The biggest reveal from last week's Google I/O conference could see people being able to control their computers and devices all from a touch of their jacket.
At last week’s Google I/O conference in San Francisco, the internet giant did the usual over the top display of everything they’ve been working on since the year before.
A new photos app, updates to the Android operating system and some very Google-y stuff.
It was the day after the main keynote that we got a look at the madcap world of Google’s Advanced Technology and Projects (ATAP) group.
This is the group that has given us the modular phone with Project Ara and the 3D tablet from Project Tango.
However, their latest project might be the most futuristic one they have worked on yet.
Project Jacquard is developing conductive yarn that can be woven into clothing the exact same way as regular yarn and wools.
The project is named from a type of loom from the 19th century that could be programmed to pull off complex designs.
Google is not aiming for whole suits to be made from this new conductive yarn, but for just small patches of it.

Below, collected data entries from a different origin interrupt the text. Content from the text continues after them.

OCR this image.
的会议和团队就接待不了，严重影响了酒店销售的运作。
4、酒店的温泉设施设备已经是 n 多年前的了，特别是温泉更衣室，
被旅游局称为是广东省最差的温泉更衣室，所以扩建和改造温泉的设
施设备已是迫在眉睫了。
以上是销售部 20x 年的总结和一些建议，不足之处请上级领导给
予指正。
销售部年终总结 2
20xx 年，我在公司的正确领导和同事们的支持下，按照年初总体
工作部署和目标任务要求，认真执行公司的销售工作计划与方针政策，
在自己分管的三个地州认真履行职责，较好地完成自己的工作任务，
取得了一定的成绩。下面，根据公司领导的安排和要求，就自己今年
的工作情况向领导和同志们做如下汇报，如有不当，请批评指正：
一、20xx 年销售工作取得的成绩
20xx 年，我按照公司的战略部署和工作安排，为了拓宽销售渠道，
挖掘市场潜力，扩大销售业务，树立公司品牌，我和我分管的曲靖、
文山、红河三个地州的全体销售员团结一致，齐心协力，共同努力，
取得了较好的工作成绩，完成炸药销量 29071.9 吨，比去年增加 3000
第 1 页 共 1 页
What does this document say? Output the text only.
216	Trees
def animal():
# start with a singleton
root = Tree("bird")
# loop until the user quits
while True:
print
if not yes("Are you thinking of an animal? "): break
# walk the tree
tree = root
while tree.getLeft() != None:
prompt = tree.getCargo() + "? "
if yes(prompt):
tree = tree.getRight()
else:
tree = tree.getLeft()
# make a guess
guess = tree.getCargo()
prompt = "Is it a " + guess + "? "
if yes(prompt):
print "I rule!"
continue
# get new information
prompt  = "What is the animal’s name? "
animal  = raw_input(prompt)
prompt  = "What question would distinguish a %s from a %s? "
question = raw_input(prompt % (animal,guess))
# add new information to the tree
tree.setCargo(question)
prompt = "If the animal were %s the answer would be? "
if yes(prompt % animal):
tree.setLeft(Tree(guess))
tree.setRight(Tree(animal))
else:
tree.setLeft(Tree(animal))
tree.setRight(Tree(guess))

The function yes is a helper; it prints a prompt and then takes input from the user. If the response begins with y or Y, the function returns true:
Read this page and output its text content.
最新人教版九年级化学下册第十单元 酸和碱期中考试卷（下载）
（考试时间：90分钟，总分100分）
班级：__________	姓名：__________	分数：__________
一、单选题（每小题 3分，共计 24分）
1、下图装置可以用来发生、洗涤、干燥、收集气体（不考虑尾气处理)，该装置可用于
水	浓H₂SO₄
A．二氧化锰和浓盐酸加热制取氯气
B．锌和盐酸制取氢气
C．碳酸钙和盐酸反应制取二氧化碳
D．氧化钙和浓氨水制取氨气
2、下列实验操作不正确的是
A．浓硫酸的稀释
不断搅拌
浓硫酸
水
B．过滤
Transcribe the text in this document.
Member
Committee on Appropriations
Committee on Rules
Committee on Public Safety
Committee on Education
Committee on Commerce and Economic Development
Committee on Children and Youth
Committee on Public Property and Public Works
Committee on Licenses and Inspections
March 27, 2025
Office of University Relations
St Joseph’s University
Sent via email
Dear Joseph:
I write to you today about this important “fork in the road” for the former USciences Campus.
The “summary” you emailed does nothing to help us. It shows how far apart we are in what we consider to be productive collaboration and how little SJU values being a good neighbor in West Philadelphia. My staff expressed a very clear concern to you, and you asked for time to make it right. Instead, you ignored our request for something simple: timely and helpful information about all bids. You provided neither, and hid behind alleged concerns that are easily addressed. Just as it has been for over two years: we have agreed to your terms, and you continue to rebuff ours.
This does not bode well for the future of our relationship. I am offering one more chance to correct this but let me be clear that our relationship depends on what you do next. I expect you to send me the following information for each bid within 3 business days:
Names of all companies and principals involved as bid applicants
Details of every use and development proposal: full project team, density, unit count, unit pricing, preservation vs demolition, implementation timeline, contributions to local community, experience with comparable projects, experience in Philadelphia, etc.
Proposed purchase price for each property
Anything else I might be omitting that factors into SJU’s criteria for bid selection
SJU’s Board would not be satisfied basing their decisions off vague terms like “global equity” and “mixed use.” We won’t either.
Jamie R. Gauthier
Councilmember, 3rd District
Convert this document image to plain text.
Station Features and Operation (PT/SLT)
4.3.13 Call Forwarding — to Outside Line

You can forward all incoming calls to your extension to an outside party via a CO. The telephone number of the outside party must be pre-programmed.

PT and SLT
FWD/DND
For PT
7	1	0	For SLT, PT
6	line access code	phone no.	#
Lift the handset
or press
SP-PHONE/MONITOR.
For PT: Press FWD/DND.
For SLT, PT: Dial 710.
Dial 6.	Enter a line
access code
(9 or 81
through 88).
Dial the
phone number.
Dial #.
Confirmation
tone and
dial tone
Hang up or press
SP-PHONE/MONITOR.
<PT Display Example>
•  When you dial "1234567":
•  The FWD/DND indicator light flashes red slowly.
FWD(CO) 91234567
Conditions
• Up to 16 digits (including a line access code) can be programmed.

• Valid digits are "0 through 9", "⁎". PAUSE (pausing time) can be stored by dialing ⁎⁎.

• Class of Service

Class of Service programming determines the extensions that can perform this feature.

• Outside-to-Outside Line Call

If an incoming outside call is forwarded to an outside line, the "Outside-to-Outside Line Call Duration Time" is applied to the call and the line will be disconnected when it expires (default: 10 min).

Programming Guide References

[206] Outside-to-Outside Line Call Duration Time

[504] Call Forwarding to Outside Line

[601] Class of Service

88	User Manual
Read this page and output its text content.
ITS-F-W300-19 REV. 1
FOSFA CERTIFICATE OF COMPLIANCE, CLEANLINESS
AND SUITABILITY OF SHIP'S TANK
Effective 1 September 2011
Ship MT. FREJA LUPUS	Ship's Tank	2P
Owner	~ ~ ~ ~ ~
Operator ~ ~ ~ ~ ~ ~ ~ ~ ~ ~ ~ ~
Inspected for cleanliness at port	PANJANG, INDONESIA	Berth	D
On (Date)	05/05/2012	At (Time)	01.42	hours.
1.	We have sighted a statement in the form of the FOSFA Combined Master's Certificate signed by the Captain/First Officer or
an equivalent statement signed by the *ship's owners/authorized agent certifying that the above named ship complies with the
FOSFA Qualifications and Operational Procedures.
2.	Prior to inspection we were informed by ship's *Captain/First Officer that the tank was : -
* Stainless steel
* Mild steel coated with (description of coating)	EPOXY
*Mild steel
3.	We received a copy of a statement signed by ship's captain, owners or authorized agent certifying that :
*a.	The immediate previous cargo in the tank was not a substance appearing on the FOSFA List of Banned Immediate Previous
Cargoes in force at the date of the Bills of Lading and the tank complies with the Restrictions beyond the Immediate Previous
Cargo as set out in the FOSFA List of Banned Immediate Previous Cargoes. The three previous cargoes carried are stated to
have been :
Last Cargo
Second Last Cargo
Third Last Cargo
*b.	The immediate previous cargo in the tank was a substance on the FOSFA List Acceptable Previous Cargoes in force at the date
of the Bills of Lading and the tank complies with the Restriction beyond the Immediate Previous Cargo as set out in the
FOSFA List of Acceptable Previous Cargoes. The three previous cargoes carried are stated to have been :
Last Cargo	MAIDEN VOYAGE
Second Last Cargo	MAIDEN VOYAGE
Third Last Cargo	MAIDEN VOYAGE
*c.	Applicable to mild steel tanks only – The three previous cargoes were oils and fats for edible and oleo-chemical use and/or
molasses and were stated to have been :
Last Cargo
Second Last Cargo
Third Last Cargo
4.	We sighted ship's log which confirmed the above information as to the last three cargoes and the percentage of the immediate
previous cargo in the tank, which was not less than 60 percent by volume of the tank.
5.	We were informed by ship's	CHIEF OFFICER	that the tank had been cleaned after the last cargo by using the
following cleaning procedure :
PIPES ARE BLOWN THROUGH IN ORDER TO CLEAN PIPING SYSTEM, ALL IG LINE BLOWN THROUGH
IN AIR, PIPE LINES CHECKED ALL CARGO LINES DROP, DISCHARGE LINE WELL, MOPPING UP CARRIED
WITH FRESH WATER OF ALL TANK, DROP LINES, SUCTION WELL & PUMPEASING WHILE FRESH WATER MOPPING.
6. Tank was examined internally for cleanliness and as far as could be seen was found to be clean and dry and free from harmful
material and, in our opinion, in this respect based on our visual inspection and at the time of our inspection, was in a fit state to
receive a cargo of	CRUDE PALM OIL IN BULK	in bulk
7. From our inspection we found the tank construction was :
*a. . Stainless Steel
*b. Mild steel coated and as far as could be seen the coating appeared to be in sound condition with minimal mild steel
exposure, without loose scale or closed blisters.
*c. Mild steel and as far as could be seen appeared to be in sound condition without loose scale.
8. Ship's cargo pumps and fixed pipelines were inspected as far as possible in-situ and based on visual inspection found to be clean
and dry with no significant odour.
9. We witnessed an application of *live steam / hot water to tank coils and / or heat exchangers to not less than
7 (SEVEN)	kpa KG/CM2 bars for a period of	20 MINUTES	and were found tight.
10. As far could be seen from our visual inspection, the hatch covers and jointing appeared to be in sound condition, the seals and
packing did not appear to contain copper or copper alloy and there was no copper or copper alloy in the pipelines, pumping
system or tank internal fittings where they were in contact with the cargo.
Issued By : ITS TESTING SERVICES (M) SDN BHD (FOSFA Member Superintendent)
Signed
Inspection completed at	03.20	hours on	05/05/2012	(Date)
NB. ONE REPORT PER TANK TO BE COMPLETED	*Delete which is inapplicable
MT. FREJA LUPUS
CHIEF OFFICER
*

The yarn can be sewn right into the regular process of making clothes and will be touch sensitive, so you will simply be able to touch a patch on your jacket’s arm to interact with your computer or connected devices.
While this may sound like something from science fiction, Google is making it happen.
Project lead Ivan Poupyrev said that this kind of technology has existed before, but that Google wants to move 'beyond novelty'. "We want to move beyond a single use case,” he said.
The use case will be what’s important with this new project. Google has proved they can do nearly anything they want when it comes to tech, but the application has been lacking sometimes. They’ll have to offer us more than just being able to ignore calls by touching our sleeve.
It seems Google will also be aware of the new industry they’re moving into with this product - the fashion industry. Google will be working with Levi’s to bring Project Jacquard-powered clothing to the market soon.